Era frío aquel día de julio en el que un interesante número de personas se acercó a los Tribunales de calle Oroño para presenciar el inicio del primer juicio por delitos de Lesa Humanidad cometidos en San Nicolás. La última dictadura cívico militar dejó severas consecuencias sobre el suelo argentino, así como también parió una lucha interminable por parte de los que perdieron su vida, o bien parte de ella. Esa lucha se vio reflejada esta vez en el transcurso de un crudo invierno y una primavera interrumpida por lluvias torrenciales que no sirvieron de obstáculos para llegar al día definitivo.

Pasada la navidad, el 27 de diciembre el Tribunal Federal Número 2 de Rosario dictó la sentencia a los tres represores acusados, Manuel Fernando Saint Amant, Antonio Federico Bossié y Jorge Muñoz.

El día comenzó temprano con una caravana de colectivos y autos que partió desde San Nicolás, para encontrarse en la entrada a Rosario por el Boulevard Oroño con el resto de quienes acompañarían la jornada, y así llegar al edificio de Tribunales. Allí, varias banderas y un imponente escenario dejaban en claro cuál era el sentido de semejante movilización. Las caras, siempre jóvenes, de aquellas víctimas que definitivamente iban a tener justicia, se comenzaron a ver por todo el lugar. A pesar de los nervios que más de uno manifestaba, el clima de fiesta ya se estaba viviendo.
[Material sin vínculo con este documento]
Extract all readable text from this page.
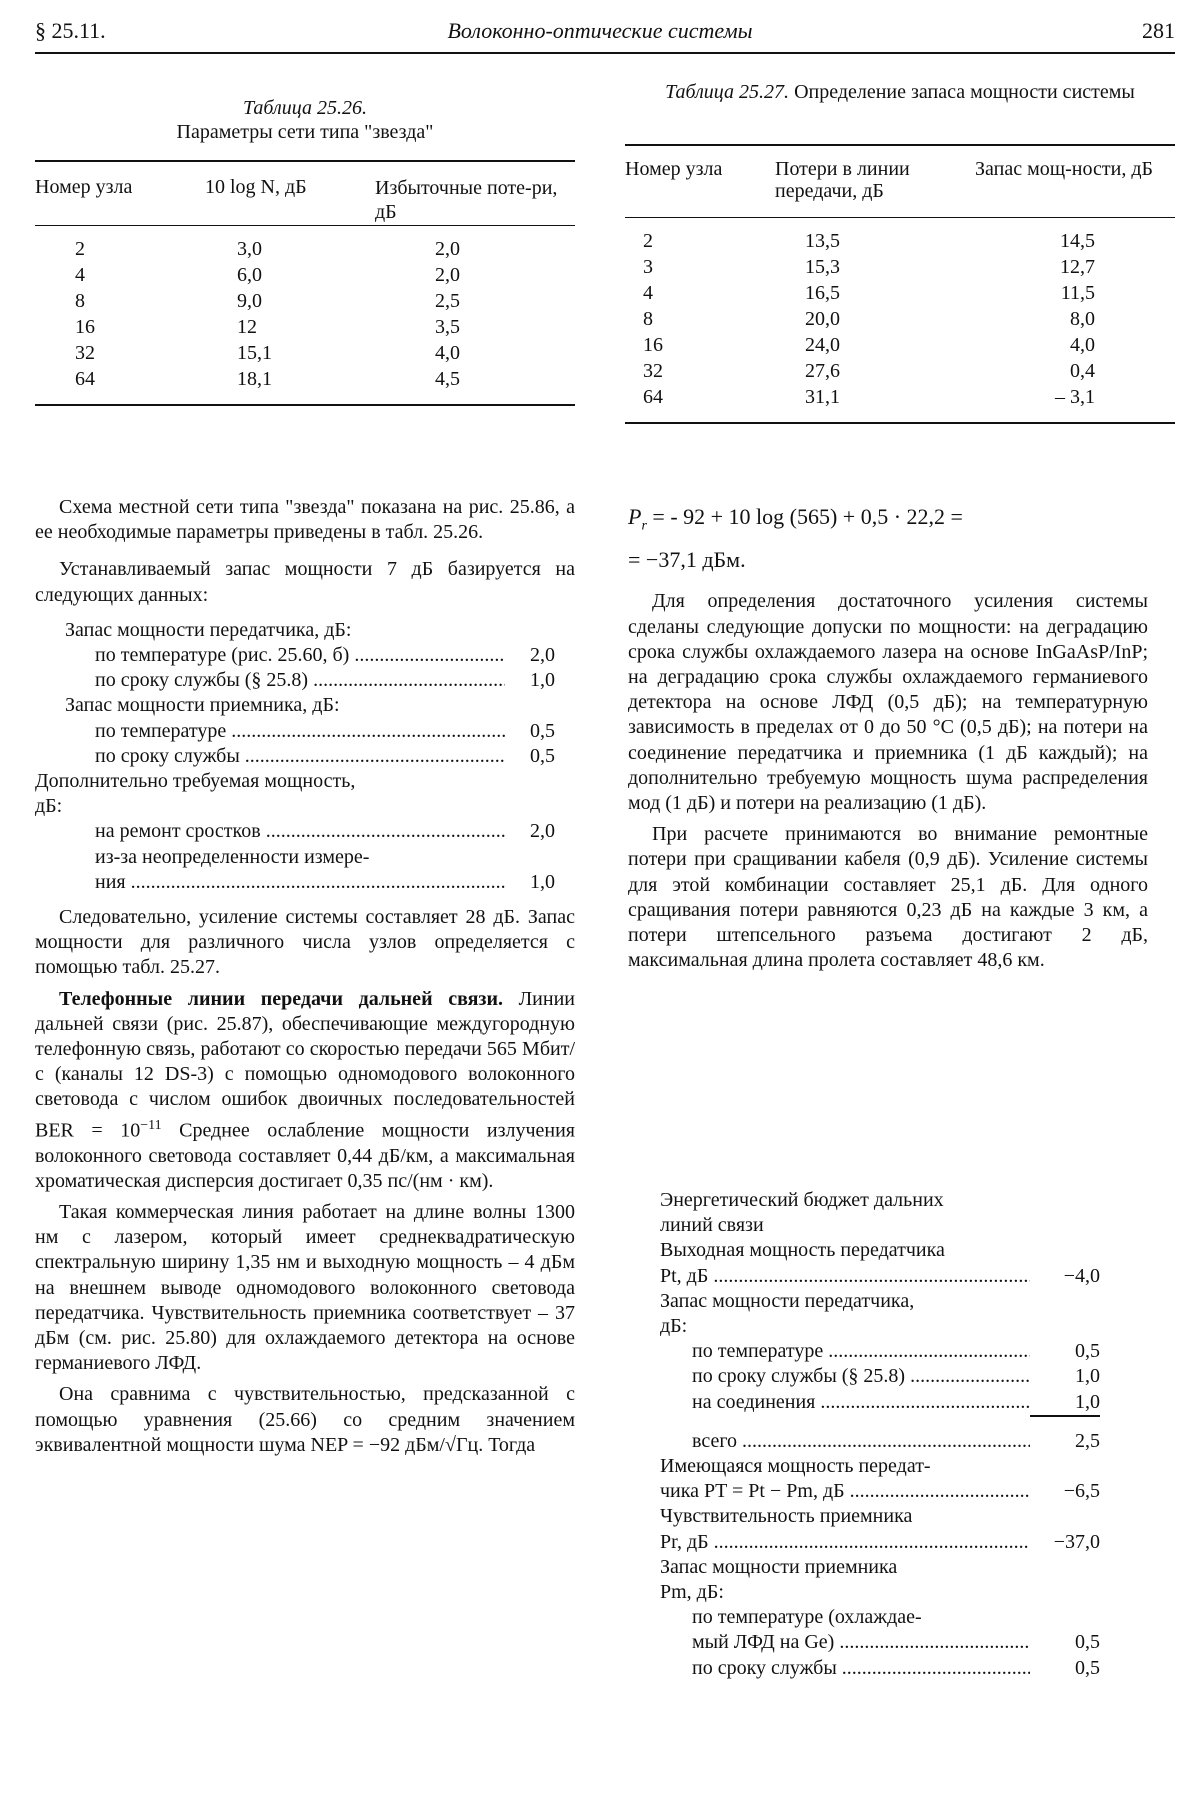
§ 25.11.	Волоконно-оптические системы	281
Таблица 25.26.
Параметры сети типа "звезда"
Номер узла	10 log N, дБ	Избыточные поте-ри, дБ
2	3,0	2,0
4	6,0	2,0
8	9,0	2,5
16	12	3,5
32	15,1	4,0
64	18,1	4,5
Таблица 25.27. Определение запаса мощности системы
Номер узла	Потери в линии передачи, дБ	Запас мощ-ности, дБ
2	13,5	14,5
3	15,3	12,7
4	16,5	11,5
8	20,0	8,0
16	24,0	4,0
32	27,6	0,4
64	31,1	– 3,1

Схема местной сети типа "звезда" показана на рис. 25.86, а ее необходимые параметры приведены в табл. 25.26.

Устанавливаемый запас мощности 7 дБ базируется на следующих данных:

Запас мощности передатчика, дБ:
по температуре (рис. 25.60, б) .....	2,0
по сроку службы (§ 25.8) .....	1,0
Запас мощности приемника, дБ:
по температуре .....	0,5
по сроку службы .....	0,5
Дополнительно требуемая мощность,
дБ:
на ремонт сростков .....	2,0
из-за неопределенности измере-
ния .....	1,0

Следовательно, усиление системы составляет 28 дБ. Запас мощности для различного числа узлов определяется с помощью табл. 25.27.

Телефонные линии передачи дальней связи. Линии дальней связи (рис. 25.87), обеспечивающие междугородную телефонную связь, работают со скоростью передачи 565 Мбит/с (каналы 12 DS-3) с помощью одномодового волоконного световода с числом ошибок двоичных последовательностей BER = $10^{-11}$ Среднее ослабление мощности излучения волоконного световода составляет 0,44 дБ/км, а максимальная хроматическая дисперсия достигает 0,35 пс/(нм · км).

Такая коммерческая линия работает на длине волны 1300 нм с лазером, который имеет среднеквадратическую спектральную ширину 1,35 нм и выходную мощность – 4 дБм на внешнем выводе одномодового волоконного световода передатчика. Чувствительность приемника соответствует – 37 дБм (см. рис. 25.80) для охлаждаемого детектора на основе германиевого ЛФД.

Она сравнима с чувствительностью, предсказанной с помощью уравнения (25.66) со средним значением эквивалентной мощности шума NEP = −92 дБм/√Гц. Тогда

$P_r$ = - 92 + 10 log (565) + 0,5 · 22,2 =
= −37,1 дБм.

Для определения достаточного усиления системы сделаны следующие допуски по мощности: на деградацию срока службы охлаждаемого лазера на основе InGaAsP/InP; на деградацию срока службы охлаждаемого германиевого детектора на основе ЛФД (0,5 дБ); на температурную зависимость в пределах от 0 до 50 °С (0,5 дБ); на потери на соединение передатчика и приемника (1 дБ каждый); на дополнительно требуемую мощность шума распределения мод (1 дБ) и потери на реализацию (1 дБ).

При расчете принимаются во внимание ремонтные потери при сращивании кабеля (0,9 дБ). Усиление системы для этой комбинации составляет 25,1 дБ. Для одного сращивания потери равняются 0,23 дБ на каждые 3 км, а потери штепсельного разъема достигают 2 дБ, максимальная длина пролета составляет 48,6 км.

Энергетический бюджет дальних
линий связи
Выходная мощность передатчика
Pt, дБ .....	−4,0
Запас мощности передатчика,
дБ:
по температуре .....	0,5
по сроку службы (§ 25.8) .....	1,0
на соединения .....	1,0
всего .....	2,5
Имеющаяся мощность передат-
чика PT = Pt − Pm, дБ .....	−6,5
Чувствительность приемника
Pr, дБ .....	−37,0
Запас мощности приемника
Pm, дБ:
по температуре (охлаждае-
мый ЛФД на Ge) .....	0,5
по сроку службы .....	0,5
“Claro que las expectativas son las que nuestros fiscales y querellantes han pedido, que son la Prisión Perpetua para estos tres genocidas”, soltó sobre el escenario José María Budassi de la Mesa de la Memoria de San Nicolás, minutos antes de que comenzara la audiencia. Fueron pocas sus palabras en esta oportunidad. Las ansias del Cholo se reflejaban en su mirada, y se volvían una sensación en común con cada uno de los presentes.

A punto de comenzar la audiencia la sala se colmó de familiares de las víctimas, Madres de la plaza 25 de Mayo y de la ciudad de Santa Fe, y demás acompañantes de la causa. También se encontró en el lugar el secretario de Derechos Humanos de la Provincia de Buenos Aires, Guido Carlotto. Del otro lado de la sala, siempre de espaldas, estaban los tres imputados esperando el fallo del Tribunal, presidido esta vez por el juez Omar Digerónimo. En caso de haber volteado sus miradas, los acusados hubieran visto a los familiares sosteniendo los afiches con los rostros de las víctimas de los delitos que alguna vez cometieron. Mientras, los minutos corrieron lentamente hasta que comenzó la lectura.

“Condenar… a la pena de Prisión Perpetua e inhabilitación absoluta y perpetua, accesorias legales y costas, calificándolos como crímenes de Lesa Humanidad…”, dictó el Tribunal para cada uno de los acusados, desarrollando individualmente los delitos que cargarán en sus espaldas.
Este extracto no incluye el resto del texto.